Jeanine's heart descended. Her blood iced. It was Jarvis who answered, and his tall form took shape in the fog, lean and menacing.
"No," she whimpered. She shook her head, her feet edging her away, shoving distance between them.
Someone fell, Ellison… Platt had said. Someone fell…
She bolted, keeping in the direction of Jarvis's voice but praying never to run into him.
"Jack!" she wailed. "Jack!"
A gust of wind from behind pushed her forward, lifting the haze, letting the morning light poke through. And in its clear wake, she saw him. He lay on the sand, red on his hands, his face twisted.
Jeanine no longer knew what her body was doing. She succumbed to a strength never felt before, a singularity of mind that made her breath hot, her eyes water. She knelt beside him, cradling his face in her hands.
"Jack, look at me," she said. His breaths shuddered, but his eyes were on hers, blue and bright.
"I'm s-sorry, J—"
"No, no." She cut him off. "I'm going to take care of you. You'll be all right. You're all right. I'm here."
He nodded, blinking tears free, and Jeanine bit her tongue, introducing the pain to keep herself from crying with him.
"Mr. O'Hannigan!" she yelled, unaware her friends were already behind her, standing by, respecting their space. She did not take her eyes off Jack.
"We're here, Ellison," Connor stated, stepping forward. "Mr. Buchanan and Mr. Platt and I. We're all here."
Only then was Jeanine tempted to look over her shoulder, glancing up at her comrades. She swallowed, steadying her nerves.
"Mr. Platt," said she, "I need you to run into town to find a doctor. The closest one you can find. Alert them of our coming."
Charlie nodded and ran off.
Jeanine's eyes cut to Mr. Buchanan, pausing for a moment unblinkingly, wordlessly. She turned to Connor.
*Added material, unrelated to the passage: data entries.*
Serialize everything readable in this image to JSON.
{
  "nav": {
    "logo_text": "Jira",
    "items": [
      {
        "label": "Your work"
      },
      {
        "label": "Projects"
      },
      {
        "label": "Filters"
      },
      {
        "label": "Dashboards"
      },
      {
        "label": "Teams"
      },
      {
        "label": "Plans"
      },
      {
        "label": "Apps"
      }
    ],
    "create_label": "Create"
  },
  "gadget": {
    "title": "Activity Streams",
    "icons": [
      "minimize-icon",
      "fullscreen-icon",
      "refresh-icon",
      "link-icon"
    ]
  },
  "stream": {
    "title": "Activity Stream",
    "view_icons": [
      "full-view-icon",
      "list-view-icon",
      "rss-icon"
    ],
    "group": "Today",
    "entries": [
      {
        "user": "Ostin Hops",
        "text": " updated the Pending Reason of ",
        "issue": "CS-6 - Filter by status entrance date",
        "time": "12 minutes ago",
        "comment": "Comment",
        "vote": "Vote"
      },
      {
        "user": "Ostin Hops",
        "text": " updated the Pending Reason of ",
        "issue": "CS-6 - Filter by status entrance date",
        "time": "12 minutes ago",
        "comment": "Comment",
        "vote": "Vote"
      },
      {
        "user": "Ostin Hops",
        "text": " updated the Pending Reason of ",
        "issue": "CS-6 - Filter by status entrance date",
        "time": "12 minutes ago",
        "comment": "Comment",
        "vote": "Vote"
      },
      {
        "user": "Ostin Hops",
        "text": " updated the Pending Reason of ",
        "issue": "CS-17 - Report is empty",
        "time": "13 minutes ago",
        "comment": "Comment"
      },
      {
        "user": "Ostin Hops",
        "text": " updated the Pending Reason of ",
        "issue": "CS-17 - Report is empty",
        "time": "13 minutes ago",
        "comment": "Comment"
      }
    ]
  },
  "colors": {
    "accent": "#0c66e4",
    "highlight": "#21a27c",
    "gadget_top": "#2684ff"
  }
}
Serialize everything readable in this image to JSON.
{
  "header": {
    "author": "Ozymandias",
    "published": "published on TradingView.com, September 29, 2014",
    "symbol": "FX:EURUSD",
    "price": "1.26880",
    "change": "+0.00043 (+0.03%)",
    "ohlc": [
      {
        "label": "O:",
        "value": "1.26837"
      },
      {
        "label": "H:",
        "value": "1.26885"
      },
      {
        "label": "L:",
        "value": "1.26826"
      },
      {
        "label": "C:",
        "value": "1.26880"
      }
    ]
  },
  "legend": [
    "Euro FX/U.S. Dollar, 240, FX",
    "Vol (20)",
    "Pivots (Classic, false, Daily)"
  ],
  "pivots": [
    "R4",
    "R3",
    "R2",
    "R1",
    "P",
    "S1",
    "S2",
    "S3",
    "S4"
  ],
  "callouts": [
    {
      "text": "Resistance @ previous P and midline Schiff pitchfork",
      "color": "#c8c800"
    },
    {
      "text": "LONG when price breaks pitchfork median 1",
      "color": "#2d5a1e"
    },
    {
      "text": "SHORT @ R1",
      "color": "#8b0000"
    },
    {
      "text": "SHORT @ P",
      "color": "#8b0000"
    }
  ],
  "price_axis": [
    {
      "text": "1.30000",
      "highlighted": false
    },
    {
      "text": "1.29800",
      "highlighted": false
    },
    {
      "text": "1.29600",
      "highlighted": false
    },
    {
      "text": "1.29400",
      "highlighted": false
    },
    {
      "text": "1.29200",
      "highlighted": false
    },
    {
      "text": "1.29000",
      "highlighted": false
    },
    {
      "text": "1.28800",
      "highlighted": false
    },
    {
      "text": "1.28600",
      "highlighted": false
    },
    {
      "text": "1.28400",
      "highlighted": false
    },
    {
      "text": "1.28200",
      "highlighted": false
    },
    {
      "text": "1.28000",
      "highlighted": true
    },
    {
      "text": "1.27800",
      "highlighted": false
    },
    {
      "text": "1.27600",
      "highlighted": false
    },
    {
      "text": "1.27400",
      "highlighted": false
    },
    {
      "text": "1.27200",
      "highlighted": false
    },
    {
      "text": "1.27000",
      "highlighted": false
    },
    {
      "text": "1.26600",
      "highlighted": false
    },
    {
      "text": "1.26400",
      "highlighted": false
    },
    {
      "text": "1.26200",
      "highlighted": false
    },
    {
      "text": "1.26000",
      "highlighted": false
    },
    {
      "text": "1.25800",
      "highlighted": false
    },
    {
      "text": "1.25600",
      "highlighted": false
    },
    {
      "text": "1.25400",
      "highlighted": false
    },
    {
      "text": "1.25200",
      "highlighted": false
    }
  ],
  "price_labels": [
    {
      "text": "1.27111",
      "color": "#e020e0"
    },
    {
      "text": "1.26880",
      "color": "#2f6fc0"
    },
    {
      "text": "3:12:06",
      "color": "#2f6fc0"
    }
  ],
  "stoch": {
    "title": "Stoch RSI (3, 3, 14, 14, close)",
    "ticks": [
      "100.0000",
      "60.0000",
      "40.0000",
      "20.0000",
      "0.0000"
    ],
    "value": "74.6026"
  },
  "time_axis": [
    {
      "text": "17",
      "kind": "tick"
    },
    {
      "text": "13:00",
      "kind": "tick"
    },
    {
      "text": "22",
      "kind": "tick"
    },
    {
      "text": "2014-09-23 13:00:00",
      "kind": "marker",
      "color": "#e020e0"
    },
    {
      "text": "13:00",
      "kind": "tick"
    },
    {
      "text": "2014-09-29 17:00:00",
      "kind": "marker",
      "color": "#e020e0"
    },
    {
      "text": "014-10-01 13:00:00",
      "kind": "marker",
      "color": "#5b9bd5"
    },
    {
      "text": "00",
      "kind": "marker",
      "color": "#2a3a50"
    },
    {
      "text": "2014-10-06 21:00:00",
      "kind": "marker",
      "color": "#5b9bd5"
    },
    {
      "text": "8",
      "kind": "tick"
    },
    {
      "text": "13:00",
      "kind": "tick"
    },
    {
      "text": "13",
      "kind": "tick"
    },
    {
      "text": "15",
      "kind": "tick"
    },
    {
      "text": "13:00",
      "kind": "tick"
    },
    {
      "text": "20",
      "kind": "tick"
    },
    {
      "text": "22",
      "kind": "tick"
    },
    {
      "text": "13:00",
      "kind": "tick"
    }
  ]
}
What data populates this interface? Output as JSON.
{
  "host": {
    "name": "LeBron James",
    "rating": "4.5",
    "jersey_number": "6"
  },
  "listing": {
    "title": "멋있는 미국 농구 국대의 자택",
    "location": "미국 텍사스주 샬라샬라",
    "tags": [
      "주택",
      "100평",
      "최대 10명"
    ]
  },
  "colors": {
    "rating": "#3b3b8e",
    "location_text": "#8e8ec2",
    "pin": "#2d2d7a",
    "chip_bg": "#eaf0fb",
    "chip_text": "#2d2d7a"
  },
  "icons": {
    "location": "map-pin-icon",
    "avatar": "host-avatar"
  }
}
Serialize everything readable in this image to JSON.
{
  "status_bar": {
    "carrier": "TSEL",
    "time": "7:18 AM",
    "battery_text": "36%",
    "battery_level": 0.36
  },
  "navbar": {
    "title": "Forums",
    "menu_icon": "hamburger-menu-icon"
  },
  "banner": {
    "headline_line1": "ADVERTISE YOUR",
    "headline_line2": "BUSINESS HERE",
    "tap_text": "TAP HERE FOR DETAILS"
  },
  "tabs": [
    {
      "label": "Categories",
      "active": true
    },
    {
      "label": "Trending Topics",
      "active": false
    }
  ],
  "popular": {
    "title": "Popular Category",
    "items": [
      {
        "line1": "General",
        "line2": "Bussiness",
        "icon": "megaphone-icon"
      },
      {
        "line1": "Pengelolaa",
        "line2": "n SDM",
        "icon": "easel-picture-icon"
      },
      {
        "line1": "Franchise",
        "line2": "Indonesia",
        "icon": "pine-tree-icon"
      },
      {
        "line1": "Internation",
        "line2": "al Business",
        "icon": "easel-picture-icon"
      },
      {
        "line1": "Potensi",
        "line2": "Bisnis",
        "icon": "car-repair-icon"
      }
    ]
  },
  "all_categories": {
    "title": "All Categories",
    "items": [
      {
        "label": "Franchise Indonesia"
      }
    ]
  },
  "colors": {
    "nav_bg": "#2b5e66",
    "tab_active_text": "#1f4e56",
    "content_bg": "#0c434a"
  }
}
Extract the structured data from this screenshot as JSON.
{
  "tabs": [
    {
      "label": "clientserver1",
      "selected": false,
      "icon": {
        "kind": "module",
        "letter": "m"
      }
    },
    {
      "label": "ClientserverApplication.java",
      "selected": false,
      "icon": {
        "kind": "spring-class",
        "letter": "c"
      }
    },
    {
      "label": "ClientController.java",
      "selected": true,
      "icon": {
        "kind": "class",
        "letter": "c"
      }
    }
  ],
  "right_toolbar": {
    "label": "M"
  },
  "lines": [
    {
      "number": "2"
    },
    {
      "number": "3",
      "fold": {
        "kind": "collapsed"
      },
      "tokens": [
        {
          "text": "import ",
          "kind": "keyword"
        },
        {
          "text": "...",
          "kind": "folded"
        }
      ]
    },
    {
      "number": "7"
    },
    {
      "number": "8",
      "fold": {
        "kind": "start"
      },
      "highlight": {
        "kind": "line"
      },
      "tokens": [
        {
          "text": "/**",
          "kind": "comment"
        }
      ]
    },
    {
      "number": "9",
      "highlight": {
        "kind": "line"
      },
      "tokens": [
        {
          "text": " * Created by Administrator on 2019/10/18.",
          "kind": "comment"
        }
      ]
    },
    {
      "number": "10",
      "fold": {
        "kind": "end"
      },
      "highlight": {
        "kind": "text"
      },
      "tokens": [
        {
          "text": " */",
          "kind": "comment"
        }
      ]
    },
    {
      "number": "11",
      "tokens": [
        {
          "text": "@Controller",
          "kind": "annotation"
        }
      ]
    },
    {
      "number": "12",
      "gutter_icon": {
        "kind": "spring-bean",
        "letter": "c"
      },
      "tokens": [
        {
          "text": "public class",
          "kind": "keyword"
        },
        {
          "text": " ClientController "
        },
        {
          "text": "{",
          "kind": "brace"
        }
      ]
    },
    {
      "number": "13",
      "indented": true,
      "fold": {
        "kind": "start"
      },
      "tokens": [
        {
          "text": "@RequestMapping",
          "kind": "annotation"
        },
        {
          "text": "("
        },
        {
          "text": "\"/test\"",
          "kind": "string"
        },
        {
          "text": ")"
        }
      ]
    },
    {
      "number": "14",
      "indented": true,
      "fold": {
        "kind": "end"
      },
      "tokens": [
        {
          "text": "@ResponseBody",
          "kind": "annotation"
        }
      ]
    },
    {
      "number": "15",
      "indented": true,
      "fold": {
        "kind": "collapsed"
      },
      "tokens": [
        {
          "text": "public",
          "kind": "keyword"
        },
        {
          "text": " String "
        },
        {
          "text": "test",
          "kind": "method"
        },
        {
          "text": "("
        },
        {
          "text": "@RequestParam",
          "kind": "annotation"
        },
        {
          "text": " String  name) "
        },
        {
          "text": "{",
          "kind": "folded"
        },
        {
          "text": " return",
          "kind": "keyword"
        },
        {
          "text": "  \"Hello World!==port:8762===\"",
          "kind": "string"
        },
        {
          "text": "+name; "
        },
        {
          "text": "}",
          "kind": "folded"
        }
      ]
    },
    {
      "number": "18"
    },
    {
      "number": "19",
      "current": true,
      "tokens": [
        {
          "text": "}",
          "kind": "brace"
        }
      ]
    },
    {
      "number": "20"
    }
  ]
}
"I will need your help carrying him. I need to apply pressure to his wound, but taking him into town, I will need help."
"Of course," Connor answered. He bent to kneel but was interrupted. Someone else approached Jack.
"I would like to help," said Jarvis, reaching a hand. "Jack is my man, after all, and—"
"You will do nothing!" Jeanine sniped. The words left her so fiercely they left a burn in her lungs. "You will not touch him. You will clear away and you will take up the rear."
She did not care for Jarvis's reaction and turned back to Jack, trying to keep him awake.
"That was an order, Mr. Jarvis," said Mr. Buchanan.
It seemed an eternity that passed before Charlie returned. The fog had dissipated by then, replaced with a dusty pink morning, the waters still, the wind lifeless. Jeanine kept her hands over Jack's, pressed to his wound, which lay somewhere beneath his ribcage. She talked to him throughout. Every time he tried to say something, every time he mentioned Sophia, she would shush him.
"You will tell her yourself," she would say.
At Charlie's arrival, Buchanan and O'Hannigan helped Jeanine lift Jack up, and the boy groaned at the movement.
"How far?" Jeanine asked.
"Not far, Ellison," said Platt. "He'll make it. Come on."
They rushed to the doctor's office. Jack, by that point, was pallid and listless, his feet dragging as O'Hannigan and Buchanan carried him to the examination table. The doctor, an older gentleman, observed the entry and Jack with a focused concern. Jeanine heard him mumbling in Spanish.
"He'll need us to clear the room while he examines him."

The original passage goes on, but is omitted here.